Di balik sorotan kamera dan gelak tawa dalam kontennya, tersimpan kisah pribadi yang sangat erat dengan keluarga. Bukan hanya peran sebagai anak dan kakak, namun juga sebagai suami yang menjadikan pasangannya sebagai mitra kerja dalam proses kreatif. Dukungan keluarga yang solid inilah yang menjadi fondasi dari segala pencapaian yang kini ia nikmati.
Advertisement
Menariknya, kecintaan Kristo terhadap dunia film tidak tumbuh secara tiba-tiba. Sejak kecil, ia sudah akrab dengan proses produksi film melalui permainan sederhana bersama adik dan keponakannya. Kini, pengalaman masa kecil itu telah berkembang menjadi visi profesional di industri perfilman nasional.
1. Awal Mula Impian Jadi Sutradara
Kristo mulai tertarik pada dunia perfilman sejak usia delapan tahun. Kala itu, ia mulai membuat film pendek dengan hanya bermodal gadget milik ibunya, melibatkan adik dan keponakannya sebagai pemeran utama. Proyek kecil ini menjadi pintu masuk bagi Kristo untuk mendalami proses pembuatan film secara lebih serius.
Ketertarikannya terhadap sinema tak berhenti di situ. Ia melanjutkan eksplorasi dengan menyaksikan beragam film, termasuk film masa kecil favoritnya seperti Petualangan Sherina dan The Chronicles of Narnia. Film-film tersebut memberikan pengaruh besar terhadap cara pandangnya dalam berkarya di dunia film.
Seiring berjalannya waktu, Kristo mulai terlibat dalam dunia profesional sebagai kurator film. Dari pengalaman inilah ia memperluas wawasannya, menonton hingga ratusan film dalam satu periode untuk memahami ragam gaya dan bahasa sinema yang berbeda-beda.
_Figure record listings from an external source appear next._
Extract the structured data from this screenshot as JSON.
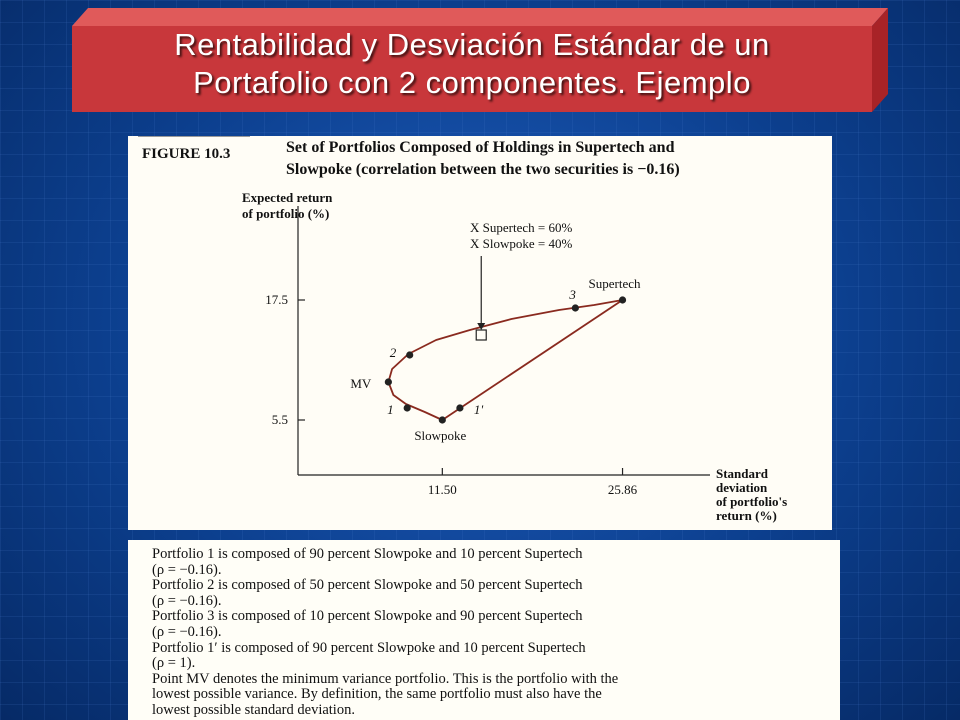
{
  "slide": {
    "title_line1": "Rentabilidad y Desviación Estándar de un",
    "title_line2": "Portafolio con 2 componentes. Ejemplo",
    "colors": {
      "banner_red": "#c8373b",
      "background_blue": "#0b3f8c",
      "curve": "#8a2a1f"
    }
  },
  "figure": {
    "label": "FIGURE 10.3",
    "caption_line1": "Set of Portfolios Composed of Holdings in Supertech and",
    "caption_line2": "Slowpoke (correlation between the two securities is −0.16)",
    "annotation_line1": "X Supertech = 60%",
    "annotation_line2": "X Slowpoke = 40%"
  },
  "chart_data": {
    "type": "line",
    "title": "Set of Portfolios Composed of Holdings in Supertech and Slowpoke (correlation between the two securities is −0.16)",
    "xlabel": "Standard deviation of portfolio's return (%)",
    "ylabel": "Expected return of portfolio (%)",
    "xlabel_lines": [
      "Standard",
      "deviation",
      "of portfolio's",
      "return (%)"
    ],
    "ylabel_lines": [
      "Expected return",
      "of portfolio (%)"
    ],
    "xticks": [
      11.5,
      25.86
    ],
    "xtick_labels": [
      "11.50",
      "25.86"
    ],
    "yticks": [
      5.5,
      17.5
    ],
    "ytick_labels": [
      "5.5",
      "17.5"
    ],
    "xlim": [
      0,
      30
    ],
    "ylim": [
      0,
      23
    ],
    "grid": false,
    "series": [
      {
        "name": "ρ = −0.16",
        "x": [
          11.5,
          10.1,
          8.6,
          7.6,
          7.2,
          7.5,
          8.8,
          11.0,
          13.7,
          17.0,
          20.8,
          23.6,
          25.86
        ],
        "y": [
          5.5,
          6.3,
          7.1,
          8.0,
          9.3,
          10.6,
          12.1,
          13.5,
          14.5,
          15.6,
          16.5,
          17.0,
          17.5
        ]
      },
      {
        "name": "ρ = 1",
        "x": [
          11.5,
          25.86
        ],
        "y": [
          5.5,
          17.5
        ]
      }
    ],
    "points": [
      {
        "label": "Slowpoke",
        "x": 11.5,
        "y": 5.5
      },
      {
        "label": "1",
        "x": 8.7,
        "y": 6.7
      },
      {
        "label": "MV",
        "x": 7.2,
        "y": 9.3
      },
      {
        "label": "2",
        "x": 8.9,
        "y": 12.0
      },
      {
        "label": "3",
        "x": 22.1,
        "y": 16.7
      },
      {
        "label": "Supertech",
        "x": 25.86,
        "y": 17.5
      },
      {
        "label": "1'",
        "x": 12.9,
        "y": 6.7
      }
    ],
    "highlight": {
      "label": "X Supertech = 60%, X Slowpoke = 40%",
      "x": 14.6,
      "y": 14.0
    }
  },
  "description": {
    "lines": [
      "Portfolio 1 is composed of 90 percent Slowpoke and 10 percent Supertech",
      "(ρ = −0.16).",
      "Portfolio 2 is composed of 50 percent Slowpoke and 50 percent Supertech",
      "(ρ = −0.16).",
      "Portfolio 3 is composed of 10 percent Slowpoke and 90 percent Supertech",
      "(ρ = −0.16).",
      "Portfolio 1′ is composed of 90 percent Slowpoke and 10 percent Supertech",
      "(ρ = 1).",
      "Point MV denotes the minimum variance portfolio. This is the portfolio with the",
      "lowest possible variance. By definition, the same portfolio must also have the",
      "lowest possible standard deviation."
    ]
  }
}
2. Perjalanan Karier di Balik Layar
Sebelum dikenal sebagai kreator konten yang piawai menirukan berbagai suara, Kristo telah lebih dulu merasakan dinamika di balik layar industri film. Ia pernah menjadi co-director dalam film Kaka Boss (2024) dan juga assistant-director dalam film Teka Teki Tika (2021).
Pengalaman tersebut memperkaya pemahamannya tentang proses produksi film secara teknis dan emosional. Ia belajar tentang pentingnya sinergi antara tim produksi, serta bagaimana detail kecil dalam pengarahan bisa memberikan dampak besar pada hasil akhir sebuah film.